Believe it or not, the best way to do something is sometimes the easiest way. If you play your instrument the “easy” way (by which I mean without unnecessary effort), you’ll play better, sound better, and end up having more fun. And then you’ll be motivated to practice more, and your playing will get even better. Lather, rinse, repeat.
Of course, sometimes doing things the “easy” way does require a little bit (or a lot!) of preliminary work; for example …
- It’s easier, in the long run, to strum syncopated rhythms accurately if you first learn to use a consistent up-and-down strumming pattern, which takes a lot of practice (more about this in a later post).
- It’s much easier to play fast bass lines or lead riffs by first learning to alternate your right-hand index and middle fingers when playing slowly … which, again, takes a lot of practice.
- It’s easier to play in sync with the rest of your band if everyone first learns to keep steady time by practicing with a metronome.

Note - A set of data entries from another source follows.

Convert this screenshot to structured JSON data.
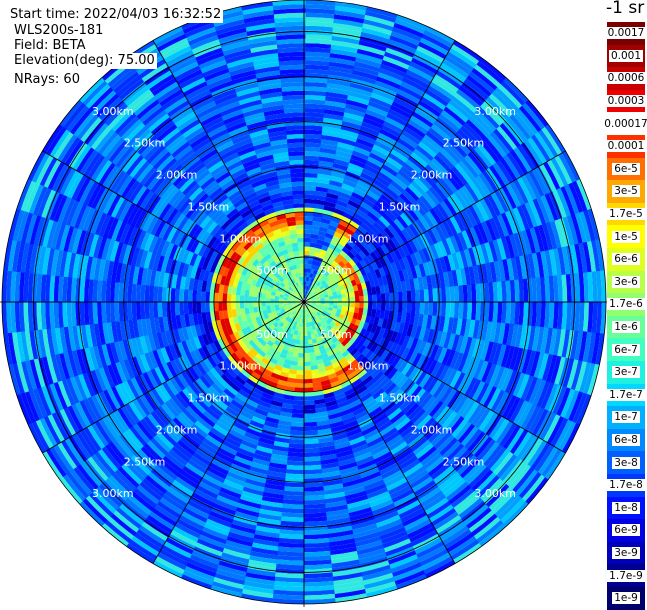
{
  "info": {
    "start_time": "Start time: 2022/04/03 16:32:52",
    "device": "WLS200s-181",
    "field": "Field: BETA",
    "elevation": "Elevation(deg): 75.00",
    "nrays": "NRays: 60"
  },
  "colorbar": {
    "unit_label": "-1 sr",
    "labels": [
      "0.0017",
      "0.001",
      "0.0006",
      "0.0003",
      "0.00017",
      "0.0001",
      "6e-5",
      "3e-5",
      "1.7e-5",
      "1e-5",
      "6e-6",
      "3e-6",
      "1.7e-6",
      "1e-6",
      "6e-7",
      "3e-7",
      "1.7e-7",
      "1e-7",
      "6e-8",
      "3e-8",
      "1.7e-8",
      "1e-8",
      "6e-9",
      "3e-9",
      "1.7e-9",
      "1e-9"
    ],
    "colors": [
      "#7a0000",
      "#a00000",
      "#c80000",
      "#ee0000",
      "#ffffff",
      "#ff3000",
      "#ff7000",
      "#ffa800",
      "#ffd800",
      "#ffff00",
      "#e0ff20",
      "#b8ff48",
      "#90ff70",
      "#68ff98",
      "#40ffc0",
      "#20f0e0",
      "#00d8ff",
      "#00b0ff",
      "#0088ff",
      "#0060ff",
      "#0038ff",
      "#0010ff",
      "#0000e0",
      "#0000b8",
      "#000090",
      "#00006a"
    ]
  },
  "chart_data": {
    "type": "heatmap",
    "projection": "polar (PPI)",
    "field": "BETA",
    "elevation_deg": 75.0,
    "n_rays": 60,
    "range_rings_labels": [
      "500m",
      "1.00km",
      "1.50km",
      "2.00km",
      "2.50km",
      "3.00km"
    ],
    "range_rings_m": [
      500,
      1000,
      1500,
      2000,
      2500,
      3000
    ],
    "max_range_m": 3350,
    "spoke_step_deg": 30,
    "color_scale": "log",
    "value_range": [
      1e-09,
      0.0017
    ],
    "features": {
      "near_field_high_backscatter_ring_m": [
        700,
        900
      ],
      "near_field_value_approx": 0.0001,
      "inner_value_approx": 1e-06,
      "background_value_approx": 1e-08,
      "gap_sector_deg": [
        0,
        25
      ]
    }
  }
}
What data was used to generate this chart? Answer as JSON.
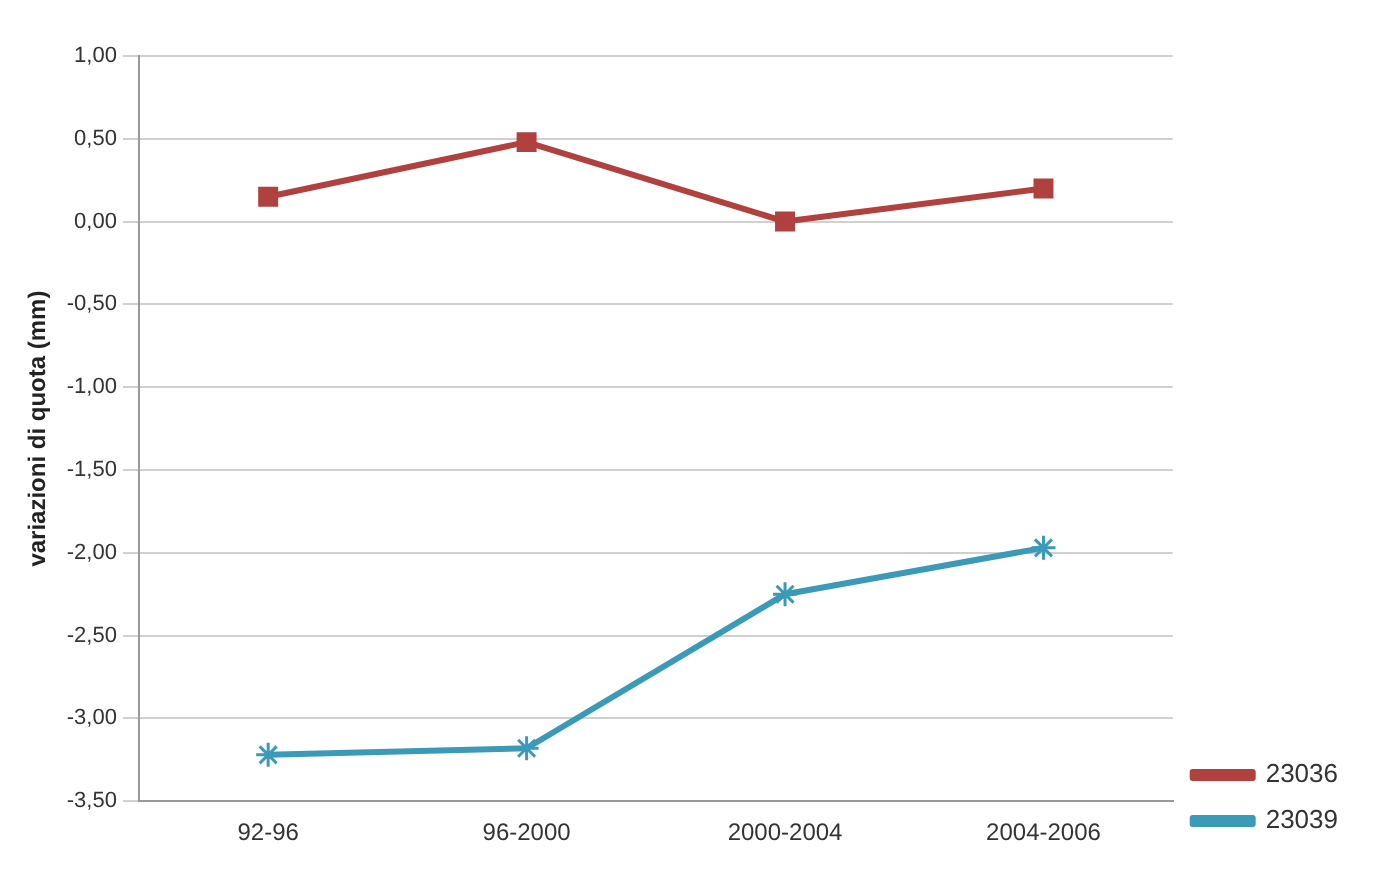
{
  "chart_data": {
    "type": "line",
    "ylabel": "variazioni di quota (mm)",
    "categories": [
      "92-96",
      "96-2000",
      "2000-2004",
      "2004-2006"
    ],
    "series": [
      {
        "name": "23036",
        "color": "#b0413e",
        "values": [
          0.15,
          0.48,
          0.0,
          0.2
        ],
        "marker": "square"
      },
      {
        "name": "23039",
        "color": "#3b9ab8",
        "values": [
          -3.22,
          -3.18,
          -2.25,
          -1.97
        ],
        "marker": "cross"
      }
    ],
    "ylim": [
      -3.5,
      1.0
    ],
    "yticks": [
      {
        "value": -3.5,
        "label": "-3,50"
      },
      {
        "value": -3.0,
        "label": "-3,00"
      },
      {
        "value": -2.5,
        "label": "-2,50"
      },
      {
        "value": -2.0,
        "label": "-2,00"
      },
      {
        "value": -1.5,
        "label": "-1,50"
      },
      {
        "value": -1.0,
        "label": "-1,00"
      },
      {
        "value": -0.5,
        "label": "-0,50"
      },
      {
        "value": 0.0,
        "label": "0,00"
      },
      {
        "value": 0.5,
        "label": "0,50"
      },
      {
        "value": 1.0,
        "label": "1,00"
      }
    ],
    "grid": "y",
    "legend": "right"
  }
}
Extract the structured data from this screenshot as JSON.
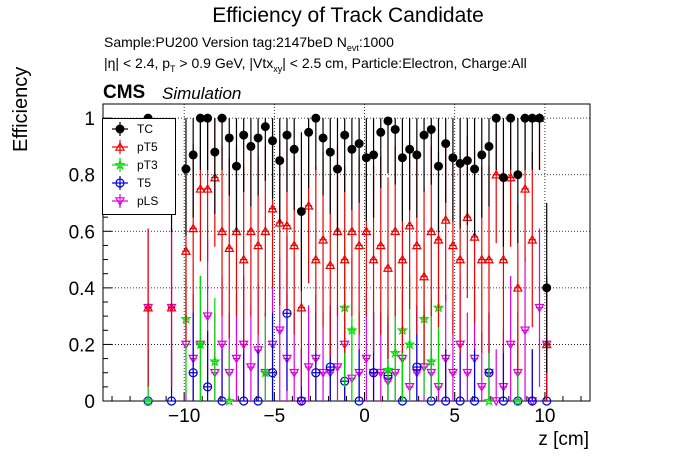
{
  "header": {
    "title": "Efficiency of Track Candidate",
    "sample": "Sample:PU200   Version tag:2147beD  N",
    "nevt_sub": "evt",
    "nevt_val": ":1000",
    "cuts_1": "|η| < 2.4, p",
    "cuts_pt_sub": "T",
    "cuts_2": " > 0.9 GeV, |Vtx",
    "cuts_vtx_sub": "xy",
    "cuts_3": "| < 2.5 cm, Particle:Electron, Charge:All",
    "cms": "CMS",
    "simulation": "Simulation"
  },
  "chart_data": {
    "type": "scatter",
    "xlabel": "z [cm]",
    "ylabel": "Efficiency",
    "xlim": [
      -14.5,
      12.5
    ],
    "ylim": [
      0,
      1.05
    ],
    "xticks": [
      -10,
      -5,
      0,
      5,
      10
    ],
    "yticks": [
      0,
      0.2,
      0.4,
      0.6,
      0.8,
      1
    ],
    "grid": true,
    "legend_position": "top-left",
    "series": [
      {
        "name": "TC",
        "color": "#000000",
        "marker": "filled-circle",
        "x": [
          -12,
          -10.7,
          -9.9,
          -9.5,
          -9.1,
          -8.7,
          -8.3,
          -7.9,
          -7.5,
          -7.1,
          -6.7,
          -6.3,
          -5.9,
          -5.5,
          -5.1,
          -4.7,
          -4.3,
          -3.9,
          -3.5,
          -3.1,
          -2.7,
          -2.3,
          -1.9,
          -1.5,
          -1.1,
          -0.7,
          -0.3,
          0.1,
          0.5,
          0.9,
          1.3,
          1.7,
          2.1,
          2.5,
          2.9,
          3.3,
          3.7,
          4.1,
          4.5,
          4.9,
          5.3,
          5.7,
          6.1,
          6.5,
          6.9,
          7.3,
          7.7,
          8.1,
          8.5,
          8.9,
          9.3,
          9.7,
          10.1
        ],
        "y": [
          1.0,
          0.83,
          0.82,
          0.87,
          1.0,
          1.0,
          0.88,
          1.0,
          0.93,
          0.83,
          0.94,
          0.9,
          0.93,
          0.97,
          0.92,
          0.85,
          0.94,
          0.89,
          0.67,
          0.95,
          1.0,
          0.93,
          0.88,
          0.82,
          0.94,
          0.89,
          0.91,
          0.86,
          0.87,
          0.95,
          0.99,
          0.96,
          0.86,
          0.89,
          0.87,
          0.94,
          0.96,
          0.83,
          0.91,
          0.86,
          0.84,
          0.85,
          0.82,
          0.87,
          0.9,
          1.0,
          0.79,
          1.0,
          0.8,
          1.0,
          1.0,
          1.0,
          0.4
        ]
      },
      {
        "name": "pT5",
        "color": "#ee0000",
        "marker": "open-triangle",
        "x": [
          -12,
          -10.7,
          -9.9,
          -9.5,
          -9.1,
          -8.7,
          -8.3,
          -7.9,
          -7.5,
          -7.1,
          -6.7,
          -6.3,
          -5.9,
          -5.5,
          -5.1,
          -4.7,
          -4.3,
          -3.9,
          -3.5,
          -3.1,
          -2.7,
          -2.3,
          -1.9,
          -1.5,
          -1.1,
          -0.7,
          -0.3,
          0.1,
          0.5,
          0.9,
          1.3,
          1.7,
          2.1,
          2.5,
          2.9,
          3.3,
          3.7,
          4.1,
          4.5,
          4.9,
          5.3,
          5.7,
          6.1,
          6.5,
          6.9,
          7.3,
          7.7,
          8.1,
          8.5,
          8.9,
          9.3,
          9.7,
          10.1
        ],
        "y": [
          0.33,
          0.33,
          0.53,
          0.61,
          0.75,
          0.75,
          0.79,
          0.6,
          0.54,
          0.6,
          0.5,
          0.6,
          0.55,
          0.6,
          0.68,
          0.63,
          0.62,
          0.55,
          0.33,
          0.69,
          0.5,
          0.57,
          0.48,
          0.6,
          0.5,
          0.6,
          0.55,
          0.6,
          0.5,
          0.55,
          0.47,
          0.6,
          0.5,
          0.62,
          0.55,
          0.44,
          0.6,
          0.57,
          0.64,
          0.55,
          0.5,
          0.65,
          0.58,
          0.5,
          0.5,
          0.8,
          0.5,
          0.79,
          0.4,
          0.75,
          0.57,
          1.0,
          0.2
        ]
      },
      {
        "name": "pT3",
        "color": "#00dd00",
        "marker": "open-star",
        "x": [
          -12,
          -9.9,
          -9.1,
          -8.3,
          -7.5,
          -5.5,
          -1.1,
          -0.7,
          1.3,
          1.7,
          2.1,
          2.5,
          3.3,
          3.7,
          4.1,
          6.9,
          8.5
        ],
        "y": [
          0.0,
          0.29,
          0.2,
          0.14,
          0.0,
          0.1,
          0.33,
          0.25,
          0.11,
          0.17,
          0.25,
          0.2,
          0.29,
          0.14,
          0.33,
          0.0,
          0.0
        ]
      },
      {
        "name": "T5",
        "color": "#0000cc",
        "marker": "open-circle",
        "x": [
          -12,
          -10.7,
          -9.5,
          -8.7,
          -7.9,
          -6.7,
          -5.9,
          -5.1,
          -4.3,
          -3.5,
          -2.7,
          -1.9,
          -1.1,
          -0.3,
          0.5,
          1.3,
          2.1,
          2.9,
          3.7,
          4.5,
          5.3,
          6.1,
          6.9,
          7.7,
          8.5,
          9.3,
          10.1
        ],
        "y": [
          0.0,
          0.0,
          0.1,
          0.05,
          0.0,
          0.0,
          0.0,
          0.1,
          0.31,
          0.0,
          0.1,
          0.12,
          0.07,
          0.0,
          0.1,
          0.09,
          0.0,
          0.12,
          0.0,
          0.0,
          0.0,
          0.0,
          0.1,
          0.0,
          0.0,
          0.0,
          0.0
        ]
      },
      {
        "name": "pLS",
        "color": "#dd00dd",
        "marker": "open-triangle-down",
        "x": [
          -12,
          -10.7,
          -9.9,
          -9.5,
          -9.1,
          -8.7,
          -8.3,
          -7.9,
          -7.5,
          -7.1,
          -6.7,
          -6.3,
          -5.9,
          -5.5,
          -5.1,
          -4.7,
          -4.3,
          -3.9,
          -3.5,
          -3.1,
          -2.7,
          -2.3,
          -1.9,
          -1.5,
          -1.1,
          -0.7,
          -0.3,
          0.1,
          0.5,
          0.9,
          1.3,
          1.7,
          2.1,
          2.5,
          2.9,
          3.3,
          3.7,
          4.1,
          4.5,
          4.9,
          5.3,
          5.7,
          6.1,
          6.5,
          6.9,
          7.3,
          7.7,
          8.1,
          8.5,
          8.9,
          9.3,
          9.7,
          10.1
        ],
        "y": [
          0.33,
          0.33,
          0.2,
          0.15,
          0.2,
          0.3,
          0.1,
          0.2,
          0.1,
          0.15,
          0.2,
          0.12,
          0.18,
          0.1,
          0.2,
          0.25,
          0.15,
          0.1,
          0.0,
          0.12,
          0.15,
          0.1,
          0.1,
          0.12,
          0.2,
          0.08,
          0.1,
          0.15,
          0.1,
          0.1,
          0.07,
          0.1,
          0.15,
          0.05,
          0.1,
          0.12,
          0.1,
          0.05,
          0.15,
          0.1,
          0.2,
          0.1,
          0.15,
          0.05,
          0.1,
          0.0,
          0.05,
          0.2,
          0.1,
          0.25,
          0.0,
          0.33,
          0.2
        ]
      }
    ]
  }
}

If you’re not already familiar with Canadian ukulele virtuoso and educator James Hill, you should be. (Just enter his name in the YouTube search box, and prepare to be astonished and delighted.) He says his favorite ukulele chord shape is the two-finger “G6”, both because it has an authentic “Hawaiian” sound and because it is extremely versatile. (Here’s a YouTube video and an article with more details about the G6 chord.)
My favorite thing about the G6 chord is this: The absolutely easiest, quickest way for a beginner to get started playing real songs on the uke is by using this shape and its counterpart, the two-finger “Hawaiian D7”. (More on this chord, and other kinds of D7 chords, in a later post!)
These two shapes are mirror images on the fretboard: G6 is made with two fingers at the second fret on strings 1 and 3 (the A and C strings), while D7 is on strings 2 and 4 (the E and G strings). You can switch easily between these two chords by just shifting your left-hand fingers slightly back and forth. They sound great, and you can immediately play a few two-chord songs (like “Jambalaya”, “Darling Clementine”, and “Achy Breaky Heart”) in the key of G using these!
Better yet, you can play hundreds of three-chord songs just by adding the C6 chord, which uses no left-hand fingers at all!
So if you ever come across sheet music for an old familiar song with a lot of G, C, and D chords, try replacing them with these super-easy-to-play (but rather impressive-sounding!) G6, C6, and “Hawaiian” D7 fingerings. Be aware, though, that these versions of the chords might not quite fit for some songs and some musical styles, so you’ll eventually have to learn the regular G, C, and D chords too.
Just don’t be afraid to experiment and figure out what sounds right. In music, whatever sounds right … is right!